We will then check the length of the comments and its frequency (the same way we did for the dirty data). We still see an uneven distribution of the count values (Awesome, Average, and Awful).
There is also an unbalance portion for the grades as well.
We go through the data frame and get the length of each comment and its frequency and store it in a dictionary (a type of list) then we plot the dictionary using pandas and have it display the MODE (a value that appears most often). This will help us balance our data when creating our prediction model.
Y-axis = Length of comment
X-axis = Frequency
Mode = 350
TOP = raw data frequency distribution
BOTTOM = clean data charts
Even after cleaning the data the length of comments is about the same as the raw data distribution. We will remove any comment UNDER 84 characters and ABOVE 345.
Since the “Average” column has the least amount of entries, we will remove a total of 35,064 from the “Awesome” column, and 8,523 from the “Awful” value, for a total of 43,587 rows from our dataset which will even out the proportion of each value to avoide a bias prediction model. We will use Python for this.
Python script to slice dataframe
Dataframe is now proportionate
The chart below is an analysis of how students rated the professor based on their grades. Green columns is the Quality rate (1= low, 5= high), and Red columns is the Difficulty (1 = easy, 5 = very difficult). Students who got a favorable grade, rate the professor a higher Quality rate and lower difficulty, and students with lower grades rate the professor a lower Quality and higher Difficulty. (Sample Data)

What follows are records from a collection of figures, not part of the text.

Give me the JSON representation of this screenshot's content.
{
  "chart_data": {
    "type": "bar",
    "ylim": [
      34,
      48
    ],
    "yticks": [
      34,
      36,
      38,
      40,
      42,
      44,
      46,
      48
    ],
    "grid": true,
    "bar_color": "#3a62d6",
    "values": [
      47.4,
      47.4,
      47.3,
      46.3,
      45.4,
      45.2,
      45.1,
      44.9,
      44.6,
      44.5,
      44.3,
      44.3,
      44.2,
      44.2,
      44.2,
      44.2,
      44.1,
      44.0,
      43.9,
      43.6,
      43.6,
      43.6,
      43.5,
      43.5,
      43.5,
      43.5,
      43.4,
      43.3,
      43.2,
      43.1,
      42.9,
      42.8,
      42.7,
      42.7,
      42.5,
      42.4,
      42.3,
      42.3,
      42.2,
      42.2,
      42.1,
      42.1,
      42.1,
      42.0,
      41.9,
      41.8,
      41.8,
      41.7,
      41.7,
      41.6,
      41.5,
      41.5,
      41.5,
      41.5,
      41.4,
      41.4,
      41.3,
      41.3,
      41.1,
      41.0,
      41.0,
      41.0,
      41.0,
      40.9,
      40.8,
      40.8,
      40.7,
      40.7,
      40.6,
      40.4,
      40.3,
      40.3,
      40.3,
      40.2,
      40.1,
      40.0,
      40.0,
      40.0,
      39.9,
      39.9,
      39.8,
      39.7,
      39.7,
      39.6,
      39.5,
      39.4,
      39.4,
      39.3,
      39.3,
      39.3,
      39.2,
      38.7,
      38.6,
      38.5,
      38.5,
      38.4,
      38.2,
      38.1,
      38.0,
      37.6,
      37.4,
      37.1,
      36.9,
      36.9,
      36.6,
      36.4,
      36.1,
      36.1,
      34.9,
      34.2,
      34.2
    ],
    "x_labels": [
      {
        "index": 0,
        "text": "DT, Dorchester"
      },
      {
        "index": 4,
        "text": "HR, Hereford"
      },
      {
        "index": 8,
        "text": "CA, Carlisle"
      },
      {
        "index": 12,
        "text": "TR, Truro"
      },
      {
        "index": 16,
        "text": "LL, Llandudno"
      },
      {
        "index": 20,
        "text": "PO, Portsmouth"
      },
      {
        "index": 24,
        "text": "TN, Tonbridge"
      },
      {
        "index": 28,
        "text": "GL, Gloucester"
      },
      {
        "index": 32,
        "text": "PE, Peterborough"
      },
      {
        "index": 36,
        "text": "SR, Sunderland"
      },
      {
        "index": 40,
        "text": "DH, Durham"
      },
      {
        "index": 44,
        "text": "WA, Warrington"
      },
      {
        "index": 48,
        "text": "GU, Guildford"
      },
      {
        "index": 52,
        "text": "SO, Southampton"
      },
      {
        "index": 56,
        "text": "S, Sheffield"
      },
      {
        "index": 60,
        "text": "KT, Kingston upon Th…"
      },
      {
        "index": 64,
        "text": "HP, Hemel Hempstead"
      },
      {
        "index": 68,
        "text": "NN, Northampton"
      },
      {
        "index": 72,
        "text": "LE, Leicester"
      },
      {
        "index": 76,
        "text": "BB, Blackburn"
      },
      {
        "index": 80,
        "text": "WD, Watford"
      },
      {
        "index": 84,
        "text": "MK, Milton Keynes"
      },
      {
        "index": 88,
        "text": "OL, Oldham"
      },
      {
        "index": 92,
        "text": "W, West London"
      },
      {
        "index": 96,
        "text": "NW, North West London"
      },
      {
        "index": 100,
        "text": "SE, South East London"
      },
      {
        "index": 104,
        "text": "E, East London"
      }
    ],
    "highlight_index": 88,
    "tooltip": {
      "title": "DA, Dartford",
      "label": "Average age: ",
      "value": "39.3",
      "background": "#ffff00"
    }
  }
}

The Chart Above is a frequency area count chart of students who rated either “Awesome, Average, Awful” based on the grade received. Students who got favorable grades rated the professor more positively as oppose to a student who got a lower grade. Note the dramatic drop of the Green area as grades decrease. (Sample Data)

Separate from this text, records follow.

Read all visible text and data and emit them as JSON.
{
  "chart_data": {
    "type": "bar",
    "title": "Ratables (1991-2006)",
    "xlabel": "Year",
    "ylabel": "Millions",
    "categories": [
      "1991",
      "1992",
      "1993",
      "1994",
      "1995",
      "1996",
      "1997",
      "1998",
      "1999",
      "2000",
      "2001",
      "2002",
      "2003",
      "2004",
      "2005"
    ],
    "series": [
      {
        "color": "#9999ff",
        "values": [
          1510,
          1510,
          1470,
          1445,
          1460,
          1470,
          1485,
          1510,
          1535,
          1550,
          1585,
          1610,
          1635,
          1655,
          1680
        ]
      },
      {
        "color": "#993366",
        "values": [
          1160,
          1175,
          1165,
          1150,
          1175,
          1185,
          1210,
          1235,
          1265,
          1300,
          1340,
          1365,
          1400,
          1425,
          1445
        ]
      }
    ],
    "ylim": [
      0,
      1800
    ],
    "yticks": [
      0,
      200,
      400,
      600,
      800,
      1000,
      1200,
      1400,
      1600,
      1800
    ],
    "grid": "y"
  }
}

Quality goes down as Difficulty goes up. Professors with amazing lectures are perceived as higher quality and lower difficulty. And tough grading professors are considered low quality and higher difficulty.
3) NLP and Insights
We will be using SPACY in Python. Spacy is an open-source software library for advanced natural language processing
We concatenate all the 19,489 comments and run it through spacy and generate a word cloud on Dates, Locations, Persons, languages, and organizations. Spacy is smart enough to recognize these.

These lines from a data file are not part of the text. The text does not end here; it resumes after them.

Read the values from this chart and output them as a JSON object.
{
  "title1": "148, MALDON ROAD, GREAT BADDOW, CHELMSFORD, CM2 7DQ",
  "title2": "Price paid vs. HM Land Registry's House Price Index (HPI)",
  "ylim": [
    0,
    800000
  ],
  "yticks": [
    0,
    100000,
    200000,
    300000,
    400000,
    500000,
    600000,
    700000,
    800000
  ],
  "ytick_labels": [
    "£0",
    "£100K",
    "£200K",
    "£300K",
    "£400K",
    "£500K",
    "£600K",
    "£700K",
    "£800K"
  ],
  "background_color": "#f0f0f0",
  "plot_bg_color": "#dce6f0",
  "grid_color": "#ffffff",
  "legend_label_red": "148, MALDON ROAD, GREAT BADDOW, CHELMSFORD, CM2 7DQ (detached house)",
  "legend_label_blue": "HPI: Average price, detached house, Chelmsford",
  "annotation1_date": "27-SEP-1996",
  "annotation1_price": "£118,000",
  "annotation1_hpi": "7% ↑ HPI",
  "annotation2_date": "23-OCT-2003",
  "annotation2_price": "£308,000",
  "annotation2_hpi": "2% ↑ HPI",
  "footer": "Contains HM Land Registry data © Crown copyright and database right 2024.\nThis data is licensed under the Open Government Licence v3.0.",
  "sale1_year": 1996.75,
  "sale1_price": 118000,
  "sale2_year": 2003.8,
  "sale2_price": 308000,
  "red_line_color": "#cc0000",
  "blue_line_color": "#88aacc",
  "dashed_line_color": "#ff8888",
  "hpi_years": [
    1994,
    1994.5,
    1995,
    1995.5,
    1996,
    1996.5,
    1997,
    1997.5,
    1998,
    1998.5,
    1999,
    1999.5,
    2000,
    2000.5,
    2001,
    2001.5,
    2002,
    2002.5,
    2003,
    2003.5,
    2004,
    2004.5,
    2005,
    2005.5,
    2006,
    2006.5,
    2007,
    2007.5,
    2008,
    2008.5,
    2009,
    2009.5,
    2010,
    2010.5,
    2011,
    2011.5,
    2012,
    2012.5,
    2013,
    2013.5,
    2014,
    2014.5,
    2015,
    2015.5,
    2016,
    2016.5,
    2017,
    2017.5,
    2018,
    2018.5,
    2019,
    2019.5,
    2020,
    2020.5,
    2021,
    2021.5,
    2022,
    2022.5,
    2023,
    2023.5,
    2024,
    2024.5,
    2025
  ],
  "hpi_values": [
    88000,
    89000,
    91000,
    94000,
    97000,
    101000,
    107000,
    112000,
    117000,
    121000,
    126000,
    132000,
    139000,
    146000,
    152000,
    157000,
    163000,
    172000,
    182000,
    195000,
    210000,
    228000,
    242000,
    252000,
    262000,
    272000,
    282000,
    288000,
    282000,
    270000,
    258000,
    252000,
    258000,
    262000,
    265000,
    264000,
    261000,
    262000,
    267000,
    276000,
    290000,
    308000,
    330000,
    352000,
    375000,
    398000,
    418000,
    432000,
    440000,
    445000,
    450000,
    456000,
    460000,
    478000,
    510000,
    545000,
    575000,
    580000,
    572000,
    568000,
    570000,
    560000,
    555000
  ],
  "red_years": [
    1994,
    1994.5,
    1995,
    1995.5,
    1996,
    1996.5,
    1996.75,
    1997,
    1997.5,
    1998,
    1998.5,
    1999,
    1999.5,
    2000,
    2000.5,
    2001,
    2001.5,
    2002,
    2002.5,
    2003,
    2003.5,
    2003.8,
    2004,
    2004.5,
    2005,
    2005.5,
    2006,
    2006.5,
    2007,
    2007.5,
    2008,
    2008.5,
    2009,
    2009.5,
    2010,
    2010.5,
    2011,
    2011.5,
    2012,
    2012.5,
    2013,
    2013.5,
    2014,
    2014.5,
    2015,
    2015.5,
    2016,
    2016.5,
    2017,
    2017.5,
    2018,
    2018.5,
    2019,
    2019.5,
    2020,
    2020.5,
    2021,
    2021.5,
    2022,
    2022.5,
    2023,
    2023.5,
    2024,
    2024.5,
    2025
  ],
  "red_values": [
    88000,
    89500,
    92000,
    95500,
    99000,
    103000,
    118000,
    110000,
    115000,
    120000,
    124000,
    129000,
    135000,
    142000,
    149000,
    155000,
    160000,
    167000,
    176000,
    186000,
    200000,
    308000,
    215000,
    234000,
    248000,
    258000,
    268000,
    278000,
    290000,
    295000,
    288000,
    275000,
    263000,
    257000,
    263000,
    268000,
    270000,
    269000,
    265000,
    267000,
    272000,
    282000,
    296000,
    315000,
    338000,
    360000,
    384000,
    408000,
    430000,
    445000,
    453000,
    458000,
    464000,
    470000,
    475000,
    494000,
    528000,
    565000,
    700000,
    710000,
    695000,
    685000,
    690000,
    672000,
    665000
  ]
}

You can see that Spacy recognizes entities. Shakespeare is recognized as a Person. So now we have our Dataset of 9,195 entries. We will now use a word cloud (basically, frequency of each entry) to get a better visualization on the content of the comments.
Word Cloud for people mentioned in the comments
George Mason University is a very diverse school with majority of students from China and India. So, it’s not surprising that these countries have a high frequency count in the comments.
Not surprising that Chegg is mentioned a lot in the comments, since everyone uses that website to get homework help.
Using Spacy on python, we looped through all the comments and found words that are either misspelled or none recognized words (mostly nouns). Interestingly, COVID had the most weight. Download Image
3) Machine (supervised) Learning
Now we will create a text classification model using Scikit-Learn in Python. This model will predict if a students review for a professor is either negative or positive (Awesome, Average, Awful)
We used Scikit-Learn in python to train our text classification model. Click Here to view the html format of the python script to view how we trained it.
The model accuracy is 0.698~ almost 70%. Good enough for now.